Jennifer Metcalfe, a lawyer with the West Coast Prison Justice Society, has filed a human rights complaint against CSC to address what she calls systemic discrimination against federal trans inmates.
She has represented offenders who have endured sexual abuse by guards and other inmates. Many don’t self-identify out of fear of harm or ridicule.
Metcalfe said Canada must urgently update its prison policies to bring them in line with evolving practices in society at large.
“If you’re a woman, you should be in a woman’s prison. If you’re not, then you’re not being treated equally,” she said.
High-profile actress Laverne Cox, of the hit Netflix series Orange is the New Black, has drawn attention to trans rights in her role as Sophia, a transgender inmate in a women’s prison.
Metcalfe has recommended several policy changes, including:
- Placement according to gender identity or housing preference, unless there are over-riding health or safety concerns.
- Required training and education for staff.
- Identifying inmates by their preferred name.

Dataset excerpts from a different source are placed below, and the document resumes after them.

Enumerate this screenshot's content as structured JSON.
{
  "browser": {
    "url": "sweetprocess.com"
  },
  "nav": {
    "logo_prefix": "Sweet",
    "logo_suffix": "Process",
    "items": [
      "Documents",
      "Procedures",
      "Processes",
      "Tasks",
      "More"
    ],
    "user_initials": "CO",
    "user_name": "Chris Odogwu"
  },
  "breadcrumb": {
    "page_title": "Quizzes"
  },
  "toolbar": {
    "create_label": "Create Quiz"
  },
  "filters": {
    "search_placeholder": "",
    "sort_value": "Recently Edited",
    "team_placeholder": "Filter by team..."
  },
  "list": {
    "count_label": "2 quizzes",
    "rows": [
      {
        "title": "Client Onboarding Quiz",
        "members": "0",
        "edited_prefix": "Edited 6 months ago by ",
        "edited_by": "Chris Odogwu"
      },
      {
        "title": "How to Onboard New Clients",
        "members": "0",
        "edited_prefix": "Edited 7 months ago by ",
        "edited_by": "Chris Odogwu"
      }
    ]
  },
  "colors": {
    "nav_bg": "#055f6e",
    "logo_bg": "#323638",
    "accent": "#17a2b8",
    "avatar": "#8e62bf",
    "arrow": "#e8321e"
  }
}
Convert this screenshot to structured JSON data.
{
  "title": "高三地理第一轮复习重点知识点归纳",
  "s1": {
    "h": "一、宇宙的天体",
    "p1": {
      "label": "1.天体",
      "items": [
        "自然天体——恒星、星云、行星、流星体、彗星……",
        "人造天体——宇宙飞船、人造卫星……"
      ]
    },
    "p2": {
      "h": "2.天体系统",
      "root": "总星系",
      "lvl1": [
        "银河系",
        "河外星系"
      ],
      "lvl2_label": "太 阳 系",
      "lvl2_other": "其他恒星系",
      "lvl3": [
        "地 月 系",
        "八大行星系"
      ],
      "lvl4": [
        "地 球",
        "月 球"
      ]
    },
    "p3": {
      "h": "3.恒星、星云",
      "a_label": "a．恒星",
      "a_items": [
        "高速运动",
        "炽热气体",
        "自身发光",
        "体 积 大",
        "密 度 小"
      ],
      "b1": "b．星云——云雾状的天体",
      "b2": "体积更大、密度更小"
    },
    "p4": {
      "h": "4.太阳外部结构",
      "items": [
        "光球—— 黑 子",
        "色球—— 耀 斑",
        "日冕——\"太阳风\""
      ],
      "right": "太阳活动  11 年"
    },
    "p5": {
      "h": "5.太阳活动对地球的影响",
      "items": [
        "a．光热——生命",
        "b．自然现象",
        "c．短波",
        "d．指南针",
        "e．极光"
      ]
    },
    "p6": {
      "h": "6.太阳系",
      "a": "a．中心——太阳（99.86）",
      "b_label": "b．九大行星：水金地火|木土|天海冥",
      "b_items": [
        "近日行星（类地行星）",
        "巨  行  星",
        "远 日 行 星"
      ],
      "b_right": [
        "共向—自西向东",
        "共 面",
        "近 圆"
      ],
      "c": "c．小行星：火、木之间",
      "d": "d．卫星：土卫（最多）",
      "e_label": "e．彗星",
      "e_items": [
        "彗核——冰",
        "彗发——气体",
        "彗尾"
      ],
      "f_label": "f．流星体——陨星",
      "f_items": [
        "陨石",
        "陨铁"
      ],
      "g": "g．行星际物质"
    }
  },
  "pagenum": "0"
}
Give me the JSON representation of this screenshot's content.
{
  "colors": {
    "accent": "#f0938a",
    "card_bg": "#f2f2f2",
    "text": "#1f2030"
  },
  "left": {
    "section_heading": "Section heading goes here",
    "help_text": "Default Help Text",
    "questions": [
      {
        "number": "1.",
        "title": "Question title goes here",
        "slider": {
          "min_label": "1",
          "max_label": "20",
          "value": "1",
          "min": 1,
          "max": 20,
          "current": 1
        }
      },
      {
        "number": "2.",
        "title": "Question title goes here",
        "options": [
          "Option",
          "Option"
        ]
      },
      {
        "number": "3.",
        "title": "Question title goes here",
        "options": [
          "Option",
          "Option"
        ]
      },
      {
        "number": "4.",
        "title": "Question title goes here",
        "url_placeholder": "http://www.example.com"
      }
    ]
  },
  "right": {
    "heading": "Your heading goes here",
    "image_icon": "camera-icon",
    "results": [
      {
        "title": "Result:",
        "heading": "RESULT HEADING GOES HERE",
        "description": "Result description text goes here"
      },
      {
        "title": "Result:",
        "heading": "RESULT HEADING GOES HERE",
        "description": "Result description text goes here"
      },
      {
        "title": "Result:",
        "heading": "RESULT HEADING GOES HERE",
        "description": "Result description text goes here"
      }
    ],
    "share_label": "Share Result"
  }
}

- Permitting clothing and underclothing according to gender identity.
- Allow trans inmates to choose a male or female guard to perform searches.
- Allow inmates to initiate or continue hormone therapy.
- Pay for sex reassignment surgery when recommended as an essential medical service by a health professional.
Earlier this year, Toronto Police Services and correctional officers were ordered to revamp their policies on transgender inmates after making a settlement with an individual who was stripped of men’s clothing, forced into women’s underwear and put into a holding cell for women.
Boyd Kodak filed a complaint with the Ontario Human Rights Commission for “degrading” treatment after he was arrested on Dec. 6, 2012, on harassment charges that were soon dropped by the Crown.